Enable integration with mimalloc memory allocator#1673
Enable integration with mimalloc memory allocator#1673ybrnathan merged 25 commits intomicrosoft:masterfrom
Conversation
…fcarena when using mimalloc
|
It should also be noted that I don't have access to non-Windows hardware and so haven't been able to test the Linux/MacOS builds with mimalloc. The Linux/MacOS code path (add_subdirectory etc.) does build successfully when run on Windows (it's just missing the needed runtime malloc override hooks), and so most likely works on other OS's, but I can't be 100% sure there. |
|
/azp run |
|
May I know how did you observe ~10% performance improvement? Could you show us more details so that I can reproduce your experiment? |
|
Azure Pipelines successfully started running 21 pipeline(s), but failed to run 1 pipeline(s). |
|
BTW, we didn't enable the jemalloc for some reason. Overriding the global malloc/free function in a production environment is general bad, especially in Linux. Because Linux has a global symbol table. If you want to override the malloc function, you must do it before any malloc call happens. It means, it can't just do it inside onnxruntime, you'll also need to override python's malloc/free function, and pthread's, etc. |
|
@snnn Nathan Yan was kind enough to provide one of the first-party models offline so I measured with and without mimalloc. Here are the results: Hardware: Intel Xeon Gold 6252 CPU @ 2.10GHz
|
|
Kile0 is working with me on performance improvement. I will share details of the model offline. |
|
The model only took 0.02 ms for each inference? |
|
/azp run |
|
Azure Pipelines successfully started running 21 pipeline(s), but failed to run 1 pipeline(s). |
|
/azp run |
|
Azure Pipelines successfully started running 21 pipeline(s), but failed to run 1 pipeline(s). |
|
/azp run |
|
Azure Pipelines successfully started running 21 pipeline(s). |
|
/azp run |
|
Azure Pipelines successfully started running 21 pipeline(s). |
|
/azp run |
|
Azure Pipelines successfully started running 21 pipeline(s). |
|
/azp run |
|
Azure Pipelines successfully started running 21 pipeline(s). |
|
/azp run |
|
Azure Pipelines successfully started running 21 pipeline(s). |
|
/azp run |
|
Azure Pipelines successfully started running 21 pipeline(s). |
This reverts commit 7648673.
|
/azp run |
|
Azure Pipelines successfully started running 21 pipeline(s). |
Description:
Enables subbing in the mimalloc memory allocator for the default memory allocator (the flag --use_mimalloc is off by default though).

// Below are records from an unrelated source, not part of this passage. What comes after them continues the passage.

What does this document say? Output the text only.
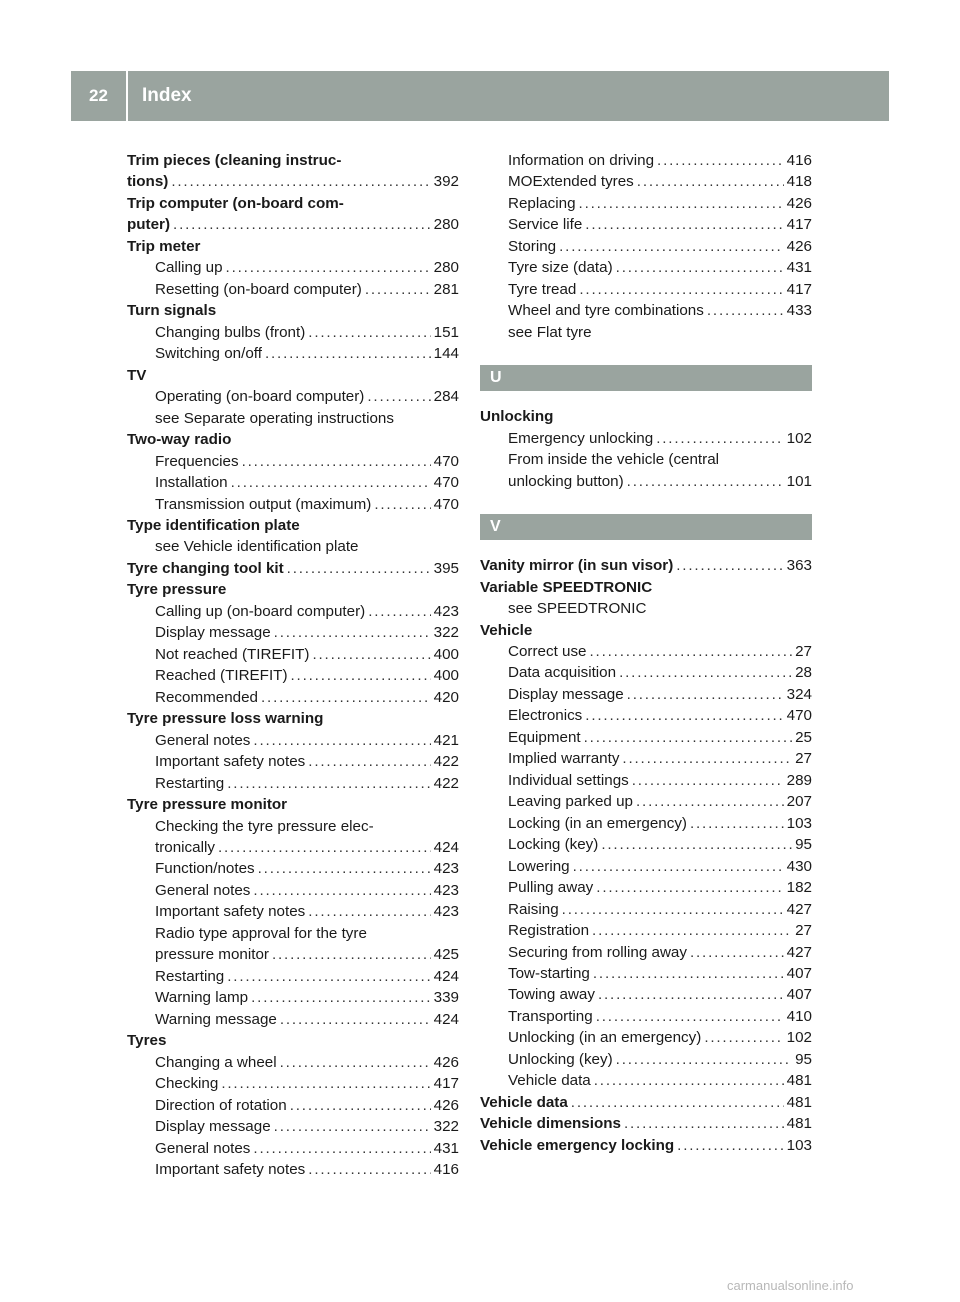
22	Index
Trim pieces (cleaning instruc-
tions) . . .	392
Trip computer (on-board com-
puter) . . .	280
Trip meter
Calling up . . .	280
Resetting (on-board computer) . . .	281
Turn signals
Changing bulbs (front) . . .	151
Switching on/off . . .	144
TV
Operating (on-board computer) . . .	284
see Separate operating instructions
Two-way radio
Frequencies . . .	470
Installation . . .	470
Transmission output (maximum) . . .	470
Type identification plate
see Vehicle identification plate
Tyre changing tool kit . . .	395
Tyre pressure
Calling up (on-board computer) . . .	423
Display message . . .	322
Not reached (TIREFIT) . . .	400
Reached (TIREFIT) . . .	400
Recommended . . .	420
Tyre pressure loss warning
General notes . . .	421
Important safety notes . . .	422
Restarting . . .	422
Tyre pressure monitor
Checking the tyre pressure elec-
tronically . . .	424
Function/notes . . .	423
General notes . . .	423
Important safety notes . . .	423
Radio type approval for the tyre
pressure monitor . . .	425
Restarting . . .	424
Warning lamp . . .	339
Warning message . . .	424
Tyres
Changing a wheel . . .	426
Checking . . .	417
Direction of rotation . . .	426
Display message . . .	322
General notes . . .	431
Important safety notes . . .	416
Information on driving . . .	416
MOExtended tyres . . .	418
Replacing . . .	426
Service life . . .	417
Storing . . .	426
Tyre size (data) . . .	431
Tyre tread . . .	417
Wheel and tyre combinations . . .	433
see Flat tyre
U
Unlocking
Emergency unlocking . . .	102
From inside the vehicle (central
unlocking button) . . .	101
V
Vanity mirror (in sun visor) . . .	363
Variable SPEEDTRONIC
see SPEEDTRONIC
Vehicle
Correct use . . .	27
Data acquisition . . .	28
Display message . . .	324
Electronics . . .	470
Equipment . . .	25
Implied warranty . . .	27
Individual settings . . .	289
Leaving parked up . . .	207
Locking (in an emergency) . . .	103
Locking (key) . . .	95
Lowering . . .	430
Pulling away . . .	182
Raising . . .	427
Registration . . .	27
Securing from rolling away . . .	427
Tow-starting . . .	407
Towing away . . .	407
Transporting . . .	410
Unlocking (in an emergency) . . .	102
Unlocking (key) . . .	95
Vehicle data . . .	481
Vehicle data . . .	481
Vehicle dimensions . . .	481
Vehicle emergency locking . . .	103
carmanualsonline.info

It's important to note why the Windows vs Linux/MacOS builds of mimalloc differ in the CMake changes below. While the mimalloc project does have a CMake project that builds on Windows, the mimalloc dll produced doesn't have the required hooks necessary to override malloc on Windows at runtime. As this is a known issue, mimalloc provides the needed hooks via a special VS solution (both 2017 and 2019 are now supported). Linux/MacOS don't appear to have this issue and so can depend on the default CMakeLists.txt.
Motivation and Context
Mimalloc has better performance than the default ONNXRuntime allocator. In locally run experiments I observed ~10% performance improvement with mimalloc.